Back in 2005 Boeing spun off a lot of its parts production to a newly created company, Mid-Western Aircraft System (later renamed Spirit) to an investment management firm. The idea was clearly (although I don't know that I've ever seen a company spokecritter admit it) to have Spirit, under investment firm management, cut every corner possible to squeeze out more profits. Fast forward two decades, and Boeing is buying Spirit, because cutting corners didn't actually work. Looking at AT&T's announcement (https://about.att.com/story/2025/lumen-mass-markets-fiber-business.html), you can see the same plan taking form. "After closing the transaction with Lumen, the Company plans to sell partial ownership of NetworkCo to an equity partner that will co-invest in the ongoing business. AT&T expects to identify an equity partner and close a transaction within approximately 6-12 months of closing the transaction with Lumen. Upon closing a transaction with an equity partner, the Company expects NetworkCo will be deconsolidated from AT&T’s financial statements and operate as a wholesale commercial open access platform, providing fiber access services to AT&T as the anchor tenant. All acquired Lumen Mass Markets fiber customers will remain AT&T customers." I.e. "NetworkCo" will try to cut every corner and squeeze every penny, but it won't be "AT&T" doing it.

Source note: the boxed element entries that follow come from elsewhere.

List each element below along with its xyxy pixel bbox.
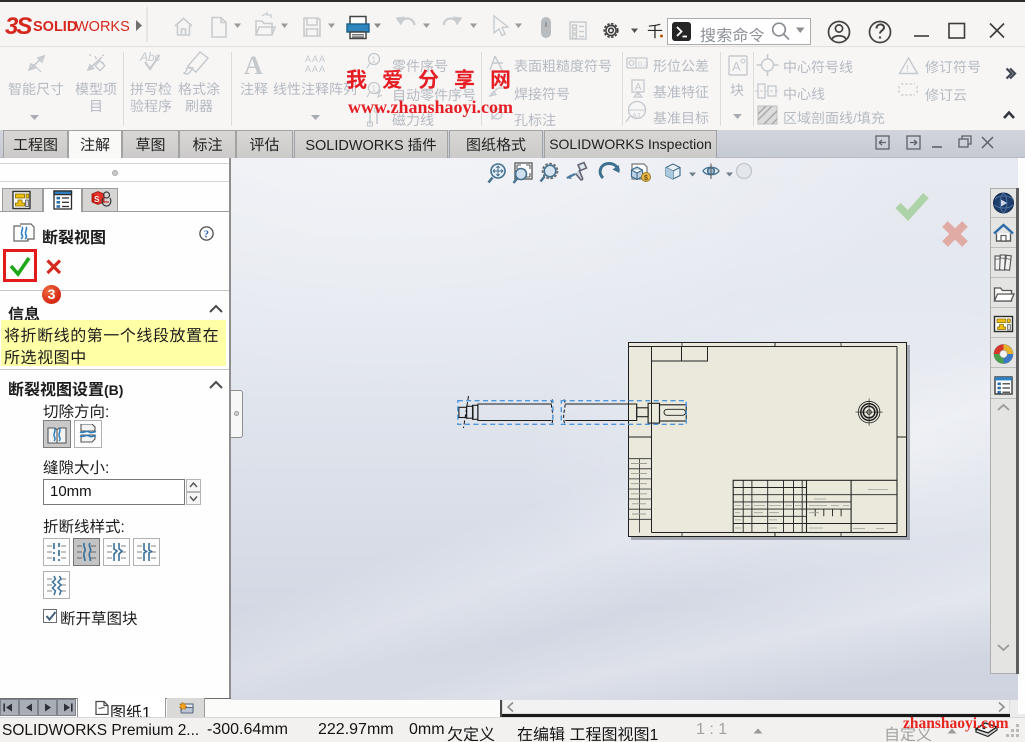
svg-text:AAA: AAA: [305, 54, 326, 64]
svg-text:千: 千: [647, 18, 663, 42]
svg-text:A: A: [732, 59, 741, 74]
svg-text:A: A: [244, 51, 263, 80]
svg-text:!: !: [906, 64, 909, 75]
svg-text:$: $: [644, 175, 648, 182]
svg-text:A1: A1: [632, 111, 641, 120]
svg-text:AAA: AAA: [305, 64, 326, 74]
svg-text:0.3: 0.3: [638, 60, 648, 69]
svg-text:?: ?: [204, 229, 209, 240]
svg-text:WORKS: WORKS: [75, 19, 130, 35]
svg-text:S: S: [94, 195, 100, 204]
svg-text:SOLID: SOLID: [33, 19, 77, 35]
svg-text:A: A: [635, 82, 642, 93]
svg-text:3S: 3S: [5, 13, 32, 40]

Comment The ever-popular '18 months' (Score 1) 46

"Altman said the goal is to release a device by late next year." Eighteen months is always the perfect timeframe for BS and hype. It's close enough that people who want to believe, or are easily persuadable will tell themselves "that's real soon!" and act (and buy) accordingly. But it is simultaneously far enough out that there is plenty of time for "no one could have seen this coming!" delays or changes in the overall economic climate. Alternatively, it is also far enough that if Altman just stops talking about it in a few months, in 18 months hardly anyone will even remember, and even fewer will care.

Comment What happens if it doesn't? (Score 2) 135

With numbers like, "raised $900 million at a $9 billion valuation — up from $2.5 billion earlier this year. Meanwhile, OpenAI acquired Windsurf (formerly Codeium) for $3 billion" it seems clear like 'AI coding continues to improve' is the baseline. What will happen to all those valuations (and whatever schemes are built around them) if AI coding doesn't keep improving?